Its president, Roberto Ciampolini, and partner Antonella Gennari have been exhibiting at Mipap for more than five years. Although this season was better than the last, they’ve noticed a general sag in international clients as well as a change from the medium-high level market to medium-low.
Eliana Dominelli, president and founder of Domino, has shown at Mipap for a decade.
“In respect to 10 years ago, business is at half-level, but compared to last year, things are going well,” she said. The brand sells almost exclusively to an Italian clientele, with a small slice from England and Germany. Her bestseller is the “cappotto lana cotta” a one-size, boiled-wool overcoat in a dozen colors. Its design, fabric and distribution is made in Italy, but production is in Romania, which has lower labor costs,she said.
Capitalizing on the trend for dyed, colored furs, first-time exhibitor Alessandro Ashton of his namesake label created a 40-piece fall collection of natural and colored fur jackets and vests. His European market bestseller is a vest of burnt-orange mink and beige raccoon.
“China is a very good market for us, but they like their fur a bit more traditional — colored fur is still a bit too avant-garde,” he said. Sales were going well, yet tethered to the Italian market. “I would have liked to see a split closer to 50-50 between the Italians and the foreigners.”
At Super Pitti, an upbeat mood came from its young exhibitors and emerging designers. The fifth edition closed with 6,000 buyers, 20 percent foreign, reflecting a 3 percent increase from the last edition.
Among 200 brands of established and emerging designers, 30 percent were from abroad, 60 percent were accessories and 40 percent were rtw labels.
The fair, produced by Pitti Immagine and Fiera Milano, reported buyer upticks from France by 6 percent, Germany by 27 percent, the U.K. by 25 percent and Holland by 30 percent. There were marginal gains from China and the U.S., while Russian attendance remained steady. The presence of 10 international markets was led by Japan, followed by Switzerland, France, Germany, Spain, Greece, China, Russia, Austria, Belgium, South Korea and U.S.

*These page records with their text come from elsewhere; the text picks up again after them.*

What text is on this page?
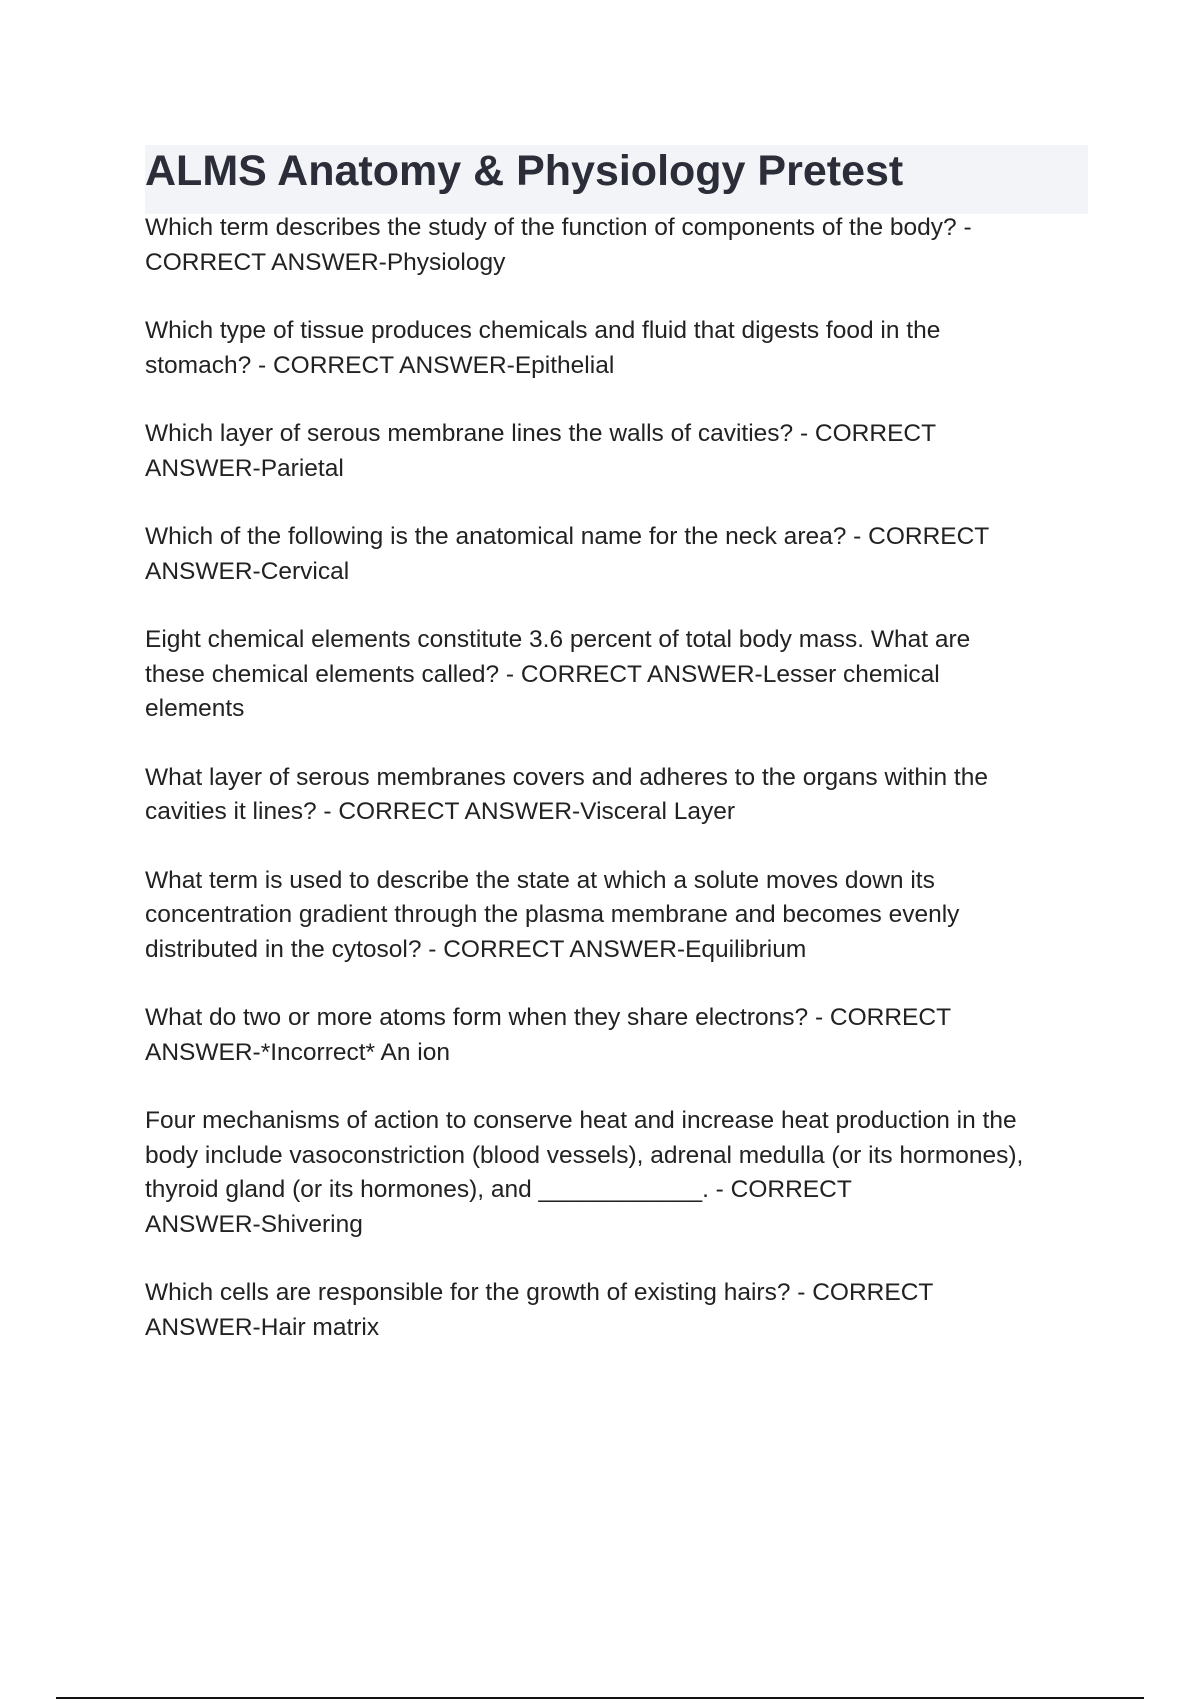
ALMS Anatomy & Physiology Pretest

Which term describes the study of the function of components of the body? -
CORRECT ANSWER-Physiology

Which type of tissue produces chemicals and fluid that digests food in the
stomach? - CORRECT ANSWER-Epithelial

Which layer of serous membrane lines the walls of cavities? - CORRECT
ANSWER-Parietal

Which of the following is the anatomical name for the neck area? - CORRECT
ANSWER-Cervical

Eight chemical elements constitute 3.6 percent of total body mass. What are
these chemical elements called? - CORRECT ANSWER-Lesser chemical
elements

What layer of serous membranes covers and adheres to the organs within the
cavities it lines? - CORRECT ANSWER-Visceral Layer

What term is used to describe the state at which a solute moves down its
concentration gradient through the plasma membrane and becomes evenly
distributed in the cytosol? - CORRECT ANSWER-Equilibrium

What do two or more atoms form when they share electrons? - CORRECT
ANSWER-*Incorrect* An ion

Four mechanisms of action to conserve heat and increase heat production in the
body include vasoconstriction (blood vessels), adrenal medulla (or its hormones),
thyroid gland (or its hormones), and ____________. - CORRECT
ANSWER-Shivering

Which cells are responsible for the growth of existing hairs? - CORRECT
ANSWER-Hair matrix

Optimism ran high at Es’Givien, a brand based on handmade, conceptual designs and unconventional materials. Its name is a portmanteau of the three Zampini sisters from Verona — Gaia, Vivilla and Nives — who founded the brand eight years ago. They’ve been exhibiting at Super since its inception, after earning “best emerging designers” honors from Pitti Immagine. The brand’s biggest market is Italy — collections are in established retail spaces such as Rinascente department store and Luisa Via Roma. The fall collection of sculptural cuts was inspired by Italian Renaissance artists and bestsellers ranged from a laser-cut Neoprene coat to a jacket in laminated, recycled wool.
Julia Gash, the ceo and designer of her two-year-old brand, Talented, had been invited as a first-time exhibitor of “The Green Closet,” a collective of seven British designers sponsored by U.K. Trade & Investment and the British Consulate-General to highlight eco-friendly and environmentally sustainable products.
Her illustrations decorate small canvas items made in certified, Fairtrade factories in India, and hand-printed by artisans in Sheffield. Her biggest market is Italy and Japan, and bestsellers come from the Cityscapes line of international landmarks. As a foreign exhibitor courting an Italian buyer, she has an opposite perspective on the Italian fairs: “Orders are doing well, although we didn’t expect massive things from Italy — it’s a notoriously hard market to get into for foreigners — so it’s all about making little steps forward.”